The fiasco in poor home construction materials raises more concerns both in health and credibility.
During the construction boom, many U.S. developers sought the need for cheaper materials at what they thought would cost them less for the same quality. When the country had experienced a lower supply of drywall, suppliers imported 250,000 tons of tainted drywall or more commonly known as Chinese drywall. The material was heavily used in home construction from 2001 to 2007.
A year ago, the controversy erupted when studies found out that the Chinese drywall contains toxic compounds that could damage both appliances and the homeowner’s health. It was found out that the drywall emits noxious odor that damages air conditioners and other appliances. There are also many health studies that attest the drywall’s harmful effects on children and adults particularly in their cardiovascular and central nervous systems.

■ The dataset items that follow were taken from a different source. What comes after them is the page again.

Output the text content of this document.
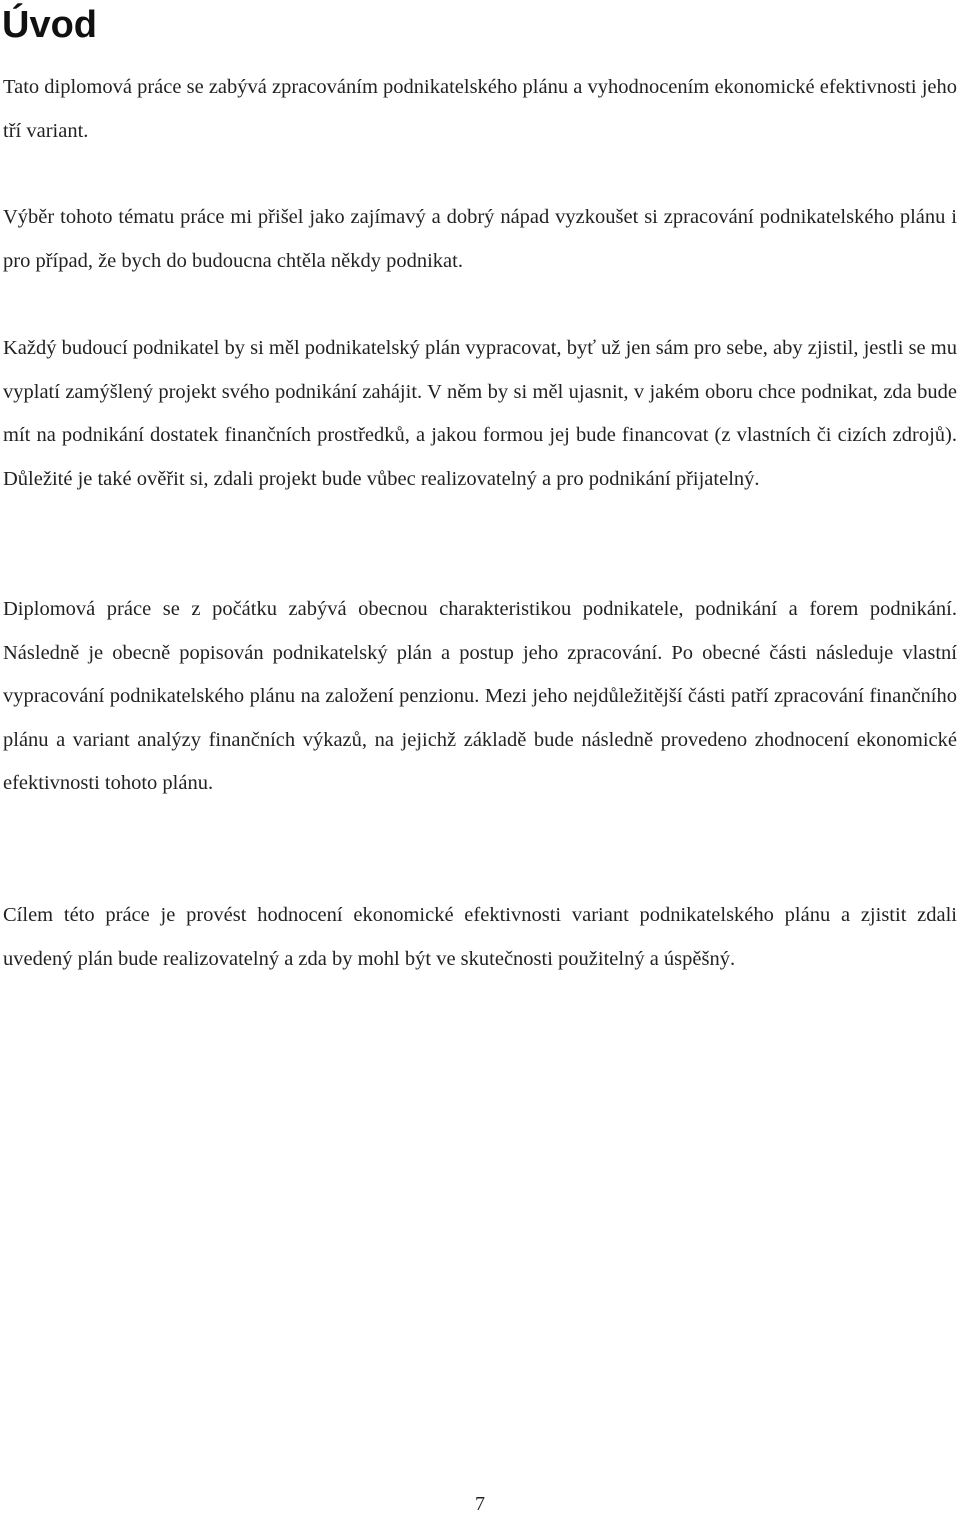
Úvod

Tato diplomová práce se zabývá zpracováním podnikatelského plánu a vyhodnocením ekonomické efektivnosti jeho tří variant.

Výběr tohoto tématu práce mi přišel jako zajímavý a dobrý nápad vyzkoušet si zpracování podnikatelského plánu i pro případ, že bych do budoucna chtěla někdy podnikat.

Každý budoucí podnikatel by si měl podnikatelský plán vypracovat, byť už jen sám pro sebe, aby zjistil, jestli se mu vyplatí zamýšlený projekt svého podnikání zahájit. V něm by si měl ujasnit, v jakém oboru chce podnikat, zda bude mít na podnikání dostatek finančních prostředků, a jakou formou jej bude financovat (z vlastních či cizích zdrojů). Důležité je také ověřit si, zdali projekt bude vůbec realizovatelný a pro podnikání přijatelný.

Diplomová práce se z počátku zabývá obecnou charakteristikou podnikatele, podnikání a forem podnikání. Následně je obecně popisován podnikatelský plán a postup jeho zpracování. Po obecné části následuje vlastní vypracování podnikatelského plánu na založení penzionu. Mezi jeho nejdůležitější části patří zpracování finančního plánu a variant analýzy finančních výkazů, na jejichž základě bude následně provedeno zhodnocení ekonomické efektivnosti tohoto plánu.

Cílem této práce je provést hodnocení ekonomické efektivnosti variant podnikatelského plánu a zjistit zdali uvedený plán bude realizovatelný a zda by mohl být ve skutečnosti použitelný a úspěšný.

7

Recently, the U.S. Consumer Product Safety Commission released the 6-part 44 In-Depth Investigations on Imported Drywall that revealed serious effects of the Chinese drywall. Among these include corrosion in the copper wiring of a hair dryer that led to its blaze, defective appliances and circuit boards, and recurring sinusitis and nervous illnesses in one family living in Florida.
We must keep in mind that no matter how many product recalls have been issued in China (milk, toys, footwear, etc.), our distributors have also committed their own mistakes by failing to adhere to safety standards when releasing these products in the market and conducting independent tests on the materials of these imported goods.

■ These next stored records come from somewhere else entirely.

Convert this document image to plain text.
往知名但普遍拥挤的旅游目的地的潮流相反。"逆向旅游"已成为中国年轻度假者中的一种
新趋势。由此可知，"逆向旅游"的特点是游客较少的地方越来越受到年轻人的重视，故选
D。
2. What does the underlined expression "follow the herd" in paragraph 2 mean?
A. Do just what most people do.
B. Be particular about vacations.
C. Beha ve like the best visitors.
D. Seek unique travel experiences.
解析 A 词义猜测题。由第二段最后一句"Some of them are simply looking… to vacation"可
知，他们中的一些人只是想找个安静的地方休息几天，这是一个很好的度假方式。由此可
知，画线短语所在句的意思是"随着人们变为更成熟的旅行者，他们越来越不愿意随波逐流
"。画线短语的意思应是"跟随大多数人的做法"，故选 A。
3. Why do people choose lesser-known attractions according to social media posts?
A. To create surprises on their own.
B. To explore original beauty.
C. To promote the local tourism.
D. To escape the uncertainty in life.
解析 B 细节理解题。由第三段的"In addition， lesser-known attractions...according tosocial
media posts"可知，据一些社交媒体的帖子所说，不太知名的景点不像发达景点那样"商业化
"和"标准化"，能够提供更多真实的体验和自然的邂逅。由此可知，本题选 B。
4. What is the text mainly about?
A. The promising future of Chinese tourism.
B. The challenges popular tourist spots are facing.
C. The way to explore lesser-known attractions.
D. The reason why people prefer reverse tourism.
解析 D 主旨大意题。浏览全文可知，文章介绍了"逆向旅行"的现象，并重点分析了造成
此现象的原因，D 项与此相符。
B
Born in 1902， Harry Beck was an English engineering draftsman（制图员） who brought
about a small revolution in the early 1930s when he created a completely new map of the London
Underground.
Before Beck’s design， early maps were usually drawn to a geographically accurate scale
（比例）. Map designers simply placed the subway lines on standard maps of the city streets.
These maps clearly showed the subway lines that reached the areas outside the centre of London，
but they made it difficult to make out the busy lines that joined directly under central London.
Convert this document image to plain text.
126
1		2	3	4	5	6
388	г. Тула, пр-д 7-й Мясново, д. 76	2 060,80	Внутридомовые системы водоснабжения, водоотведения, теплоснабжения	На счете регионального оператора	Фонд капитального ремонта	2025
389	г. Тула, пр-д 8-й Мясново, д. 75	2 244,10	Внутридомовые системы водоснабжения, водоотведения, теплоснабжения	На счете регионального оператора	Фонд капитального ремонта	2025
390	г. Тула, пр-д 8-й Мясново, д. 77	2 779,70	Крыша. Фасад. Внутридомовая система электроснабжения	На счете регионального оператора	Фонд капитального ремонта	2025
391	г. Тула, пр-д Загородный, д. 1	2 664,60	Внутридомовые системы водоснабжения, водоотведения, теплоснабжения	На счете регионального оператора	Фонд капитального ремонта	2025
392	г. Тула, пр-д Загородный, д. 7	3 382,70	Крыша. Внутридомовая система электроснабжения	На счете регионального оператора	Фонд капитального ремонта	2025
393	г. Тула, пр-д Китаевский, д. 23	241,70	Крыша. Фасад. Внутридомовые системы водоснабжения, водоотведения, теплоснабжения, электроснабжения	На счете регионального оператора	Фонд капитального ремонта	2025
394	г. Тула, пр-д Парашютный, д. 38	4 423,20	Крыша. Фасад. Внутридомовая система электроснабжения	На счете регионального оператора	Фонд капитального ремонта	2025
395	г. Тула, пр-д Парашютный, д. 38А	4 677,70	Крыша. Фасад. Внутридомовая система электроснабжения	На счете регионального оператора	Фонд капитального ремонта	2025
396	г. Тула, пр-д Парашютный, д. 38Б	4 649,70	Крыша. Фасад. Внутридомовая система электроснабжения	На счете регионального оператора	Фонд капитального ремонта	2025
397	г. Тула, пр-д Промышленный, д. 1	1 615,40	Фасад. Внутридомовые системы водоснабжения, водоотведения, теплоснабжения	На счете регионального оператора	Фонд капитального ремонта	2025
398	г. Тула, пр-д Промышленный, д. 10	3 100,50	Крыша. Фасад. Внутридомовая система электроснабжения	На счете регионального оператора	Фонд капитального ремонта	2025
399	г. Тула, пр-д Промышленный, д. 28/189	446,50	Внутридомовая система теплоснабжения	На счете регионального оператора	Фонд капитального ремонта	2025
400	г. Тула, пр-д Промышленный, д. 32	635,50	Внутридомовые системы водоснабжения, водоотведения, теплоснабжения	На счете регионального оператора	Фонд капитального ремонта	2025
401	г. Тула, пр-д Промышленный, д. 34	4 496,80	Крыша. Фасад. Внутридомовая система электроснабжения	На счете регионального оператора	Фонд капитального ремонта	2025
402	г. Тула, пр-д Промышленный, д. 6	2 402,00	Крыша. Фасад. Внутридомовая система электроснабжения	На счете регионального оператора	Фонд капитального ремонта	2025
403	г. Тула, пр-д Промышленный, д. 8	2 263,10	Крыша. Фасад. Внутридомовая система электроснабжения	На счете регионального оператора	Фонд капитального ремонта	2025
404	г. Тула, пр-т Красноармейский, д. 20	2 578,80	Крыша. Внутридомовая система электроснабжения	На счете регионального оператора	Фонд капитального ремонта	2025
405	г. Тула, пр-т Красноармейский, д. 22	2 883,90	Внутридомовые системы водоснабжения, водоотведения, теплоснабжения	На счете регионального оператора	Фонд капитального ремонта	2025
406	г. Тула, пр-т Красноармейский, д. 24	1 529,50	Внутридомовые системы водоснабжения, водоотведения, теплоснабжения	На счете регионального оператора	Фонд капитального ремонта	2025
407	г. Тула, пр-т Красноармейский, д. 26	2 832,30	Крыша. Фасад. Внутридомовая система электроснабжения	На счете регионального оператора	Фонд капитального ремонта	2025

There’s also a question of whether these homeowners should walk away from their homes (and eventually damage their credit) or continue living inside while putting their family’s health at risk. It might be easy to say that leaving one’s home is a better option but for those who can’t afford to relocate, it’s an entirely different story.
Homeowners should always seek retribution in cases such as this. Above all, information is vital and it’s the first step towards safety.